Plus some suggestions on how to not be awful, suggestions that will almost certainly be ignored.

GOOD QUESTION: Will Tocqueville’s Dilemma Crash America?

Tocqueville insisted that old regime aristocrats felt compelled by laws and customs to take some care of their servants, that they were bound, however distantly, to their peasants by the land they shared and their regular interactions. The new industrial oligarchs would find themselves free of even these weak bonds. Tocqueville was not arguing for a return to feudalism; he was trying to show just how bad the new oligarchs would be. Workers and masters would see one another only at the factory and otherwise have no point of contact and certainly no sense of responsibility. “The manufacturing aristocracy of our day,” remarked Tocqueville, “after having impoverished and brutalized the men whom it uses, leaves them to be nourished by public charity in times of crisis. This results naturally from what precedes.
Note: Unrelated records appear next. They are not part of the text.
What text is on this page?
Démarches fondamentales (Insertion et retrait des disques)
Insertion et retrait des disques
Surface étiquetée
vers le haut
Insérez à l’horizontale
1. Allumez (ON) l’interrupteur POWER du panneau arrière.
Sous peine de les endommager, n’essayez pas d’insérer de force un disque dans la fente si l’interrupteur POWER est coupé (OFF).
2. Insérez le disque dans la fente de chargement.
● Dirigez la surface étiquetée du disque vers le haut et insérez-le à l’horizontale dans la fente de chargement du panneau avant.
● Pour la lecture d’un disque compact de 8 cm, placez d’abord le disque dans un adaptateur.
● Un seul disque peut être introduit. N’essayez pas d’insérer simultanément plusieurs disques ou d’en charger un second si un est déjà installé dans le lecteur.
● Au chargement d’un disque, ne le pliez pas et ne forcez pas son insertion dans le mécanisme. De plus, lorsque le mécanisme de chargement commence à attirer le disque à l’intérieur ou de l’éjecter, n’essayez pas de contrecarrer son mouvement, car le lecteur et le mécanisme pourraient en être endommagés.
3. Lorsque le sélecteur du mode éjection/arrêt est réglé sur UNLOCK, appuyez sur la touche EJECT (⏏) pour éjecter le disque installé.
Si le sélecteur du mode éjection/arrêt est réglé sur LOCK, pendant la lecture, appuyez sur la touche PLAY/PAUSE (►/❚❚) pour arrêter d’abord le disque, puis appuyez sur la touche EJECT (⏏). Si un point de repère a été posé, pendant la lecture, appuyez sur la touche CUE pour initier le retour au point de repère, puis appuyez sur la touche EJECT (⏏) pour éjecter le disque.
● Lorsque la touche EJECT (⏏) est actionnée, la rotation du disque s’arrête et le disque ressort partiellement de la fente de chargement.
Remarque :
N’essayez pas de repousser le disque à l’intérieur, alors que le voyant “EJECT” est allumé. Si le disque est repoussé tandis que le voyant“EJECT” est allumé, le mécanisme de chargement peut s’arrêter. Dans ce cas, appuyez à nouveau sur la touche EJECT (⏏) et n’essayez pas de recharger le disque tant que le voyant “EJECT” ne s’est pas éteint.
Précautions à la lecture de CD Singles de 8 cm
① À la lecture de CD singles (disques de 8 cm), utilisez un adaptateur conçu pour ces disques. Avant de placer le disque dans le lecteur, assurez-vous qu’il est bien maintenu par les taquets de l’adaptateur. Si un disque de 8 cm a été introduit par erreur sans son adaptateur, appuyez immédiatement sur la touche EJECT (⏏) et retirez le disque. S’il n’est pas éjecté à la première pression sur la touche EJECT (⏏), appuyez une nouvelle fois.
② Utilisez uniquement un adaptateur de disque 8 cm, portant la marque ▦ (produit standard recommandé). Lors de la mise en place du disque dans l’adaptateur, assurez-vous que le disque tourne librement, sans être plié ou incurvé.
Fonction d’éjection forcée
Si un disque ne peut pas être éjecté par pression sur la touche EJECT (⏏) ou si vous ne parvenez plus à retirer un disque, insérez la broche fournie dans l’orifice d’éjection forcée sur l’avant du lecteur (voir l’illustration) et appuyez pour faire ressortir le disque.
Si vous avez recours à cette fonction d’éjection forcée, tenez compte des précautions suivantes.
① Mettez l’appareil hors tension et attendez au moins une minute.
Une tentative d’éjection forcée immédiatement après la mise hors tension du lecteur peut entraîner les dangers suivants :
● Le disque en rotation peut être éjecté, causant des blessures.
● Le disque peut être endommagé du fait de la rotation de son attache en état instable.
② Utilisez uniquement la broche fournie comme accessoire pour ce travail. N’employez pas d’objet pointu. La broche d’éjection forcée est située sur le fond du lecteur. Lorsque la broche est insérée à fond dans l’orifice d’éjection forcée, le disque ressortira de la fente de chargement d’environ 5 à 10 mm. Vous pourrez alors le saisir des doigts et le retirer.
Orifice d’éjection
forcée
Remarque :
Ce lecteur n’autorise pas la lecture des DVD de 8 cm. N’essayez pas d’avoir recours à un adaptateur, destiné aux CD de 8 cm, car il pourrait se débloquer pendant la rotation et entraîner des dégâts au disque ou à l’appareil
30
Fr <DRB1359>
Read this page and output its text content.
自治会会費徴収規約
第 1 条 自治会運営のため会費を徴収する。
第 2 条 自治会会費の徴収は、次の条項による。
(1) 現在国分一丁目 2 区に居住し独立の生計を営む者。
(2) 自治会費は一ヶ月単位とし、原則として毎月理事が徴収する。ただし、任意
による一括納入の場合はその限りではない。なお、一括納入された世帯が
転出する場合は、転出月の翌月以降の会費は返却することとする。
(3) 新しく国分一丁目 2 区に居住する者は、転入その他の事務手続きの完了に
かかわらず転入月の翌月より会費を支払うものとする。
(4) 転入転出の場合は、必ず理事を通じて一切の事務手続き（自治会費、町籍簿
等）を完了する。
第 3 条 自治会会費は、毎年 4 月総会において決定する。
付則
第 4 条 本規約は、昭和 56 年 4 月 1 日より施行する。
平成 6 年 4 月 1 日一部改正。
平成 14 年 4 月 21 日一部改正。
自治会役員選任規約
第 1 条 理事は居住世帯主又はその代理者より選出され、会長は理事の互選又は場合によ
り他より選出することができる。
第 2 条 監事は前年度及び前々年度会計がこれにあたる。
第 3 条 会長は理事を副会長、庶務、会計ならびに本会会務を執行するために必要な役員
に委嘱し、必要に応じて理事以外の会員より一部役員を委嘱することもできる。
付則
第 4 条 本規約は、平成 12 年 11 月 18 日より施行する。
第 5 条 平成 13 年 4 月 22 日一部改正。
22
Between worker and master relations are frequent, but there is no genuine association.”

Perhaps the state, by reducing material insecurity and regulating industry, could offer a partial escape from the logic of Tocqueville’s argument. But it would not fully counter the dynamic that concerned him unless it also somehow brought into existence the “genuine association” that he thought was necessary for true freedom. The more pessimistic second volume of Democracy in America presses us to worry, however, that a state powerful and centralized enough to effectively regulate the industrial economy would also, by virtue of its power and centralization, crowd out the local politics most conducive to the arts of association.

Federalism was the Founders’ attempt to balance local politics with a national government, but progressivism tipped the balance far in Washington’s favor, and seeks to tip it even further.

Still, an interesting piece and worth your time.